37. In addition to general damages, the plaintiff asks the court to award him exemplary damages for the violation of his rights. The position with regard to the award of exemplary damages in constitutional matters is not settled. In thecase of Cornelius Akelo Onyango & Others v The Attorney GeneralNairobi HC Misc. 233 of 2009 (Unreported), Musinga J. awarded exemplary damages on the authority of the decision in Obonyo-v- Kisumu Municipal Council [1971] EA 91. In that case, the Court of Appeal adopted the rule in Rookes v. Barnard [1964] AC 1129 where it was held that exemplary damages in tort may be awarded where there is‘oppressive, arbitrary or unconstitutional action by the servants of the government’ and wherethe defendant’s conduct was calculated tobring …………. him some benefit, not necessarily financial, at the expense of the plaintiff.’

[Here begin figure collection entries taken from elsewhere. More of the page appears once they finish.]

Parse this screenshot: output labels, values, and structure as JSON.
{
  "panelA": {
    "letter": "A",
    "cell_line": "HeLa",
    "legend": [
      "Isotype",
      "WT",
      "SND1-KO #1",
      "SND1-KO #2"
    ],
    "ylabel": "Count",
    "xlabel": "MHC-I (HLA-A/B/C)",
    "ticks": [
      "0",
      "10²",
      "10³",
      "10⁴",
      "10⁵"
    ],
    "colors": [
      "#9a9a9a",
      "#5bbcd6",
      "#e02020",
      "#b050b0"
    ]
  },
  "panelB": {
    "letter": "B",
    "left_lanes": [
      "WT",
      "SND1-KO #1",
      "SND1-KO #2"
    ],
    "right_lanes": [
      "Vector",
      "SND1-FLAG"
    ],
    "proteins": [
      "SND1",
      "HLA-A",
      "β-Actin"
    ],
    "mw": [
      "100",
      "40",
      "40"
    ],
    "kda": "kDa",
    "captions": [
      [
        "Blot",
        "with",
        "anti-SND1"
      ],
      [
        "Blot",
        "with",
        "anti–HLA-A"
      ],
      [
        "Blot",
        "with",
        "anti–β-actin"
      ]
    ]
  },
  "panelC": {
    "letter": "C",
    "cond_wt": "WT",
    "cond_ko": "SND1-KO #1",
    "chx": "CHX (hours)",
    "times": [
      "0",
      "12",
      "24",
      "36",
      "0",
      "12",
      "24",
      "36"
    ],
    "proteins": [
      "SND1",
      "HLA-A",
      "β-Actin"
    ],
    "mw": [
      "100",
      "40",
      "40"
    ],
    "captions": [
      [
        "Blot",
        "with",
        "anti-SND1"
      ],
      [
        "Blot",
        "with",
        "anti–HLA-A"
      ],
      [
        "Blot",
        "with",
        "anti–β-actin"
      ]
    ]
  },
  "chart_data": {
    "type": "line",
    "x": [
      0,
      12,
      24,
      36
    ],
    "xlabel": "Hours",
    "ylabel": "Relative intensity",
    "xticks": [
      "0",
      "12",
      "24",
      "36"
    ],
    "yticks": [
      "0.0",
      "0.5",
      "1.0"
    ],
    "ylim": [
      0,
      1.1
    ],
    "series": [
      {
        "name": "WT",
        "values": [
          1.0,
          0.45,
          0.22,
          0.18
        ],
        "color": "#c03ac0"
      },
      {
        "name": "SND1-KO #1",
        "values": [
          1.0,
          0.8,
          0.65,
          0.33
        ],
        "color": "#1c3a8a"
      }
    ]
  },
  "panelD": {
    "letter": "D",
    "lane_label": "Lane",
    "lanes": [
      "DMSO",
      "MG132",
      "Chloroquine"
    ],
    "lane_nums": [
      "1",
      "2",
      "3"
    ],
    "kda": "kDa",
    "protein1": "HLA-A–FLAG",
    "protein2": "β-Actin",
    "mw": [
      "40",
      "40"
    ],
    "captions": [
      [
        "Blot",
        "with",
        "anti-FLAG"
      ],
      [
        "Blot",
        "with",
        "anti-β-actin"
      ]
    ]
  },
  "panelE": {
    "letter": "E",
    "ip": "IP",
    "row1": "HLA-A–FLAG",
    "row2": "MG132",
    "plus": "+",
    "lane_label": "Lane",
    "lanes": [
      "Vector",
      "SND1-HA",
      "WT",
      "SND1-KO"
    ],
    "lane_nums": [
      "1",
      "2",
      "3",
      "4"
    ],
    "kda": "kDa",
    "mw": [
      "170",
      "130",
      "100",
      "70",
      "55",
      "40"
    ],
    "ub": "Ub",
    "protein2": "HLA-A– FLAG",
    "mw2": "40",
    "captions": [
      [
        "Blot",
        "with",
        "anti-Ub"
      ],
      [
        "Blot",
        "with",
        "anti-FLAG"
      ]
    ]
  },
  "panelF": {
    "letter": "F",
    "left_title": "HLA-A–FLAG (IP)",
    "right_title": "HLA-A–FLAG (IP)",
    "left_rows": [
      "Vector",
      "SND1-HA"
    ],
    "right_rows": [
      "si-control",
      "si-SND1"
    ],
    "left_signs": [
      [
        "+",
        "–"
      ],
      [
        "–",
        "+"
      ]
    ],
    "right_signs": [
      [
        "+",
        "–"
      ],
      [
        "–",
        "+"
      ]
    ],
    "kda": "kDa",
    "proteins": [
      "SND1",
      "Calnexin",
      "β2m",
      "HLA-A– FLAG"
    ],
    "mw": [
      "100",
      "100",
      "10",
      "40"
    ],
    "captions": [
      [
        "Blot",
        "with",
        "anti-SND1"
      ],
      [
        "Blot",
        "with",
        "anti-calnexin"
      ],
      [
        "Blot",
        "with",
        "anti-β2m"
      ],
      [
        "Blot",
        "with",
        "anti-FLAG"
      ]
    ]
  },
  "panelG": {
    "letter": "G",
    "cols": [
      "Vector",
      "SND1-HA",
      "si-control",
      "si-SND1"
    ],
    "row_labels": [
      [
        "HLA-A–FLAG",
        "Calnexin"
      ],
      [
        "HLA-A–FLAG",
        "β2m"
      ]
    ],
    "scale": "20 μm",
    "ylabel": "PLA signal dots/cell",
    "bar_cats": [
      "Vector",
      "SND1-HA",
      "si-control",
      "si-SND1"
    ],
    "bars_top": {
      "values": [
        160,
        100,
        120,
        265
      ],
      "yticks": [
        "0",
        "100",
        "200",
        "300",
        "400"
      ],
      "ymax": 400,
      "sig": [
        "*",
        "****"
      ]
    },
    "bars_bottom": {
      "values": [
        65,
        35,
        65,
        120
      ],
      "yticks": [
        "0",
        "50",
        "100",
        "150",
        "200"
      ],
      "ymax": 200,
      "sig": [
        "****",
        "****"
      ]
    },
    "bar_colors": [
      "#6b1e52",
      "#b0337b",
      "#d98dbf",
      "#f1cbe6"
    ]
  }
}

38. In Benedict Munene Kariuki-v- The AttorneyGeneralPetition No. 722 of 2009, Majanja, J, in departing from the position taken by Musinga, J was of the view that ‘cases under section 84 of the Constitution are cases concerning the Constitution. It is unnecessary to consider an unnecessary element of “unconstitutional action” when the relief is awarded for unconstitutional conduct.’
39. I would agree with the view taken by Majanja, J. As submitted by the respondent, exemplary damages are awarded in civil claims arising from tort as in the Obonyo v Kisumu Municipal Council case.The case before me seeks damages for unconstitutional action, and to award both general and exemplary damages would be to make a double award.
40. In light of my findings set out above, I find in favour of the plaintiff and declare:
1. That the plaintiff’s fundamental rights and freedoms under Section 70 72 (3&5), 74(1), 76, 77, 78(1) & 80(1) 82(3) have been and were contravened and grossly violated by police officers and other Government servants, agents, employees and institutions in 1986 and on diverse dates thereafter.
2. That the plaintiff is entitled to the payment of damages and compensation for the violations and contraventions of his fundamental rights and freedoms under the aforementioned provisions of the constitution.
41. With regard to the damages due to the plaintiff and in light of awards in previous cases, I make a global award of Kenya Shillings Two Million (Kshs. 2,000,000. 00) with interest thereon from the date of judgment until payment in full. The plaintiff shall also have the costs of the case.
Dated and Delivered at Nairobi this 20th day of January, 2012.